El hospital era una casa estrecha y
baja, de dos pisos, con un pequeño jardín atrás. Tres días después de su
llegada, el obispo visitó el hospital. Terminada la visita, le pidió al
director que tuviera a bien acompañarlo a su palacio.
– Señor director –le dijo una vez
llegados allí– ¿cuántos enfermos tenéis en este momento?
– Veintiséis, monseñor.
– Son los que había contado –dijo el obispo.
– Las camas –replicó el director
están muy próximas las unas a las otras.
– Lo había notado.
– Las salas, más que salas, son
celdas, y el aire en ella se renueva difícilmente.
– Me había parecido lo mismo.
– Y luego, cuando un rayo de sol
penetra en el edificio, el jardín es muy pequeño para los convalecientes.
– También me lo había figurado.
– En tiempo de epidemia, este año
hemos tenido el tifus, se juntan tantos enfermos; más de ciento, que no sabemos
qué hacer.
– Ya se me había ocurrido esa
idea.
– ¡Qué queréis, monseñor!, –dijo
el director–; es menester resignarse.
Esta conversación se mantenía en
el comedor del piso bajo. El obispo calló un momento; luego, volviéndose
súbitamente hacia el director del hospital, preguntó:
– ¿Cuántas camas creéis que
podrán caber en esta sala?
– ¿En el comedor de Su Ilustrísima? –exclamó el
director estupefacto.
El obispo recorría la sala con la
vista y parecía que sus ojos tomaban medidas y hacían cálculos.

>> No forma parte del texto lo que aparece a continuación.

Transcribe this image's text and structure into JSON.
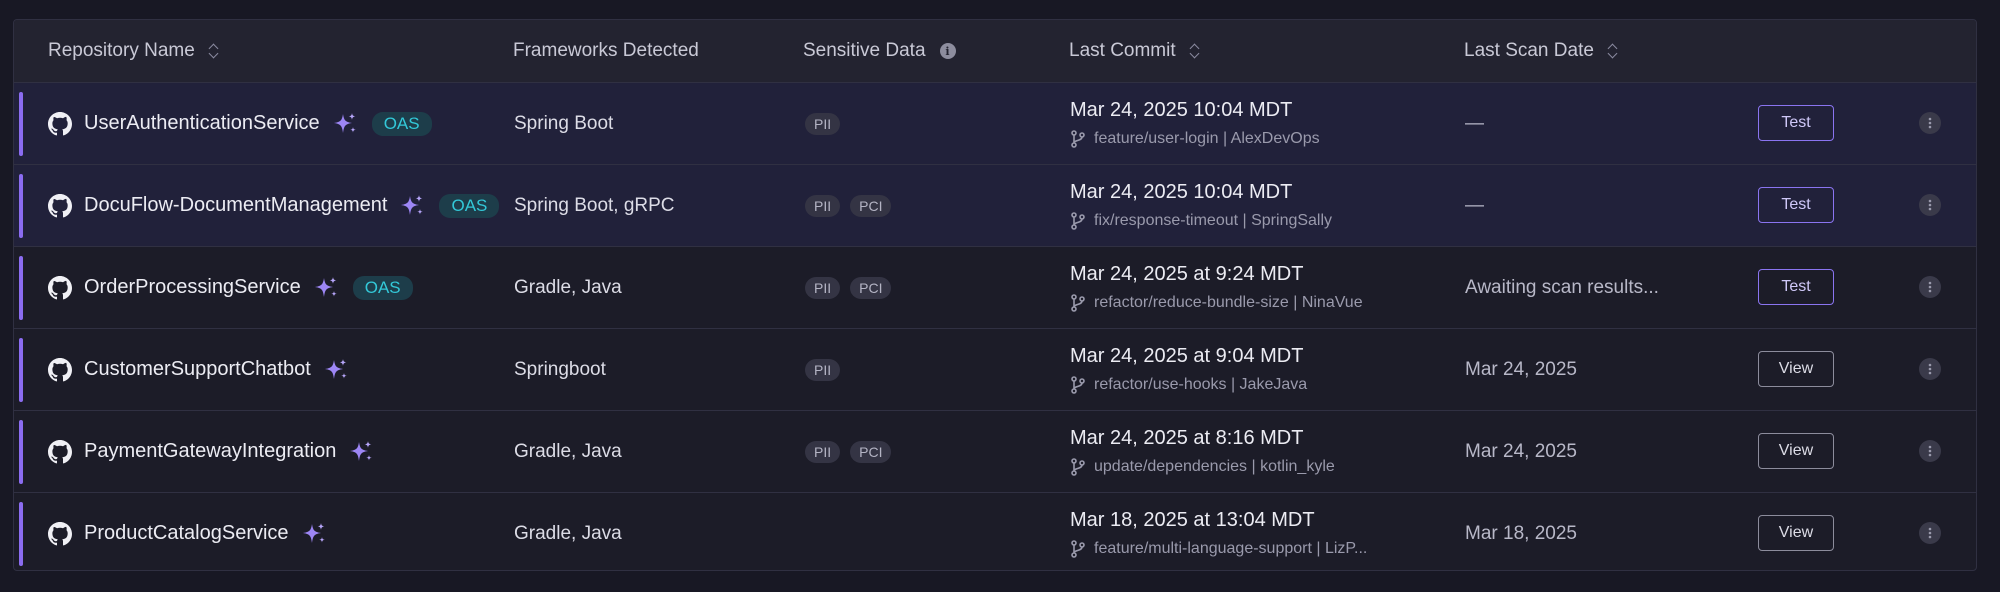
{
  "table": {
    "columns": [
      {
        "label": "Repository Name",
        "sortable": true
      },
      {
        "label": "Frameworks Detected",
        "sortable": false
      },
      {
        "label": "Sensitive Data",
        "sortable": false,
        "info": true
      },
      {
        "label": "Last Commit",
        "sortable": true
      },
      {
        "label": "Last Scan Date",
        "sortable": true
      }
    ],
    "rows": [
      {
        "name": "UserAuthenticationService",
        "oas": "OAS",
        "frameworks": "Spring Boot",
        "sensitive": [
          "PII"
        ],
        "commit_date": "Mar 24, 2025 10:04 MDT",
        "commit_branch": "feature/user-login | AlexDevOps",
        "scan_date": "—",
        "action": "Test",
        "highlighted": true
      },
      {
        "name": "DocuFlow-DocumentManagement",
        "oas": "OAS",
        "frameworks": "Spring Boot, gRPC",
        "sensitive": [
          "PII",
          "PCI"
        ],
        "commit_date": "Mar 24, 2025 10:04 MDT",
        "commit_branch": "fix/response-timeout | SpringSally",
        "scan_date": "—",
        "action": "Test",
        "highlighted": true
      },
      {
        "name": "OrderProcessingService",
        "oas": "OAS",
        "frameworks": "Gradle, Java",
        "sensitive": [
          "PII",
          "PCI"
        ],
        "commit_date": "Mar 24, 2025 at 9:24 MDT",
        "commit_branch": "refactor/reduce-bundle-size | NinaVue",
        "scan_date": "Awaiting scan results...",
        "action": "Test",
        "highlighted": false
      },
      {
        "name": "CustomerSupportChatbot",
        "oas": "",
        "frameworks": "Springboot",
        "sensitive": [
          "PII"
        ],
        "commit_date": "Mar 24, 2025 at 9:04 MDT",
        "commit_branch": "refactor/use-hooks | JakeJava",
        "scan_date": "Mar 24, 2025",
        "action": "View",
        "highlighted": false
      },
      {
        "name": "PaymentGatewayIntegration",
        "oas": "",
        "frameworks": "Gradle, Java",
        "sensitive": [
          "PII",
          "PCI"
        ],
        "commit_date": "Mar 24, 2025 at 8:16 MDT",
        "commit_branch": "update/dependencies | kotlin_kyle",
        "scan_date": "Mar 24, 2025",
        "action": "View",
        "highlighted": false
      },
      {
        "name": "ProductCatalogService",
        "oas": "",
        "frameworks": "Gradle, Java",
        "sensitive": [],
        "commit_date": "Mar 18, 2025 at 13:04 MDT",
        "commit_branch": "feature/multi-language-support | LizP...",
        "scan_date": "Mar 18, 2025",
        "action": "View",
        "highlighted": false
      }
    ]
  },
  "icons": {
    "repo": "github-icon",
    "ai": "sparkle-icon",
    "branch": "git-branch-icon",
    "more": "more-vertical-icon",
    "info": "info-icon",
    "sort": "sort-icon"
  },
  "colors": {
    "accent": "#8b6cf0",
    "oas_text": "#33c8d8",
    "oas_bg": "#1d3d4a",
    "background": "#181824"
  }
}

– Bien veinte camas –dijo como
hablando consigo mismo; después, alzando la voz añadió: Mirad, señor director,
aquí evidentemente hay un error. En el hospital sois veintiséis personas
repartidas en cinco o seis pequeños cuartos. Nosotros somos aquí tres y tenemos
sitio para sesenta. Hay un error, os digo; vos tenéis mi casa y yo la vuestra.

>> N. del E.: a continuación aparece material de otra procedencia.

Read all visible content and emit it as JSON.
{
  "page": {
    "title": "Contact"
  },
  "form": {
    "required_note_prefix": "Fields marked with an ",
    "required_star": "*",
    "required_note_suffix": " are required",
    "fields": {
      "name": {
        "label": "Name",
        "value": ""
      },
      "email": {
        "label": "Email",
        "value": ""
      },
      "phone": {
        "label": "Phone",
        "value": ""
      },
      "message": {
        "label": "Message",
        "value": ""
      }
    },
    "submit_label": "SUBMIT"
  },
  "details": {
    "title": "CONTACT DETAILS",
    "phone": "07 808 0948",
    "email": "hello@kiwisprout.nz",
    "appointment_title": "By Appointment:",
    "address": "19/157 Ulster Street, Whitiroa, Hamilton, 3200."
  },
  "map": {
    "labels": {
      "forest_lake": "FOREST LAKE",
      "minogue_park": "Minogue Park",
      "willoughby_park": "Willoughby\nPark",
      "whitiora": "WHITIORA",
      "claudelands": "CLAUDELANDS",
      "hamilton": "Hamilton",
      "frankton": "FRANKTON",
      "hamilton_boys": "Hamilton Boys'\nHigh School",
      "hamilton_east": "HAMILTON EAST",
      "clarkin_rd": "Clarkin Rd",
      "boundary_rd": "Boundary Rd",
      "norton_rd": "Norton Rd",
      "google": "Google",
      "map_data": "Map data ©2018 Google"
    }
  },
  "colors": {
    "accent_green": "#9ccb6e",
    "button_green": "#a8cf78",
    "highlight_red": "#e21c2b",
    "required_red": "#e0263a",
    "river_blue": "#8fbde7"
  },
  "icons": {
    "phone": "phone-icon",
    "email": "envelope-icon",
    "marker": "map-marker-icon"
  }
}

Devolvedme la mía, pues aquí estoy en vuestra casa.
Al día siguiente, los veintiséis
enfermos estaban instalados en el palacio del obispo, y éste en hospital.
Monseñor Myriel no tenía bienes. Su
hermana cobraba una renta vitalicia de quinientos francos y monseñor Myriel
recibía del Estado, como obispo, una asignación de quince mil francos. El día
mismo en que se trasladó a vivir al hospital, el prelado determinó de una vez
para siempre el empleo de esta suma, del modo que consta en la nota que transcribimos
aquí, escrita de su puño y letra.
Lista
de dos gastos de mi casa –
–
Para el seminario 1500
–
Congregación de la misión 100
–
Para los lazaristas de Montdidier 100
–
Seminario de las misiones extranjeras de París 200
–
Congregación del Espíritu Santo 150
–
Establecimientos religiosos de la Tierra Santa 100
–
Sociedades para madres solteras 350
–
Obra para mejora de las prisiones 400
–
Obra para el alivio y rescate de los presos 500
–
Para libertar a padres de familia presos por deudas 1000
–
Suplemento a la asignación de los maestros de escuela de la diócesis 2000
–
Cooperativa de los Altos Alpes 100
–
Congregación de señoras para la enseñanza gratuita de niñas pobres 1500
–
Para los pobres 6000
–
Mi gasto personal 1000
Total
15000
Durante todo el tiempo que ocupó el
obispado de D, monseñor Myriel no cambió en nada este presupuesto, que fue
aceptado con absoluta sumisión por la señorita Baptistina. Para aquella santa
mujer, monseñor Myriel era a la vez su hermano y su obispo; lo amaba y lo
veneraba con toda su sencillez.
Al cabo de algún tiempo afluyeron
las ofrendas de dinero. Los que tenían y los que no tenían llamaban a la puerta
de monseñor Myriel, los unos yendo a buscar la limosna que los otros acababan
de depositar. En menos de un año el obispo llegó a ser el tesorero de todos los
beneficios, y el cajero de todas las estrecheces. Grandes sumas pasaban por sus
manos pero nada hacía que cambiara o modificase su género de vida, ni que
añadiera lo más ínfimo de lo superfluo a lo que era puramente necesario.
Lejos de esto, como siempre hay
abajo más miseria que fraternidad arriba, todo estaba, por decirlo así, dado
antes de ser recibido.
Es costumbre que los obispos
encabecen con sus nombres de bautismo sus escritos y cartas pastorales. Los
pobres de la comarca habían elegido, con una especie de instinto afectuoso, de
todos los nombres del obispo aquel que les ofrecía una significación adecuada;
y entre ellos sólo le designaban como monseñor Bienvenido. Haremos lo que ellos
y lo llamaremos del mismo modo cuando sea ocasión. Por lo demás, al obispo le
agradaba esta designación.
– Me gusta ese nombre –decía–
Bienvenido suaviza un poco lo de monseñor.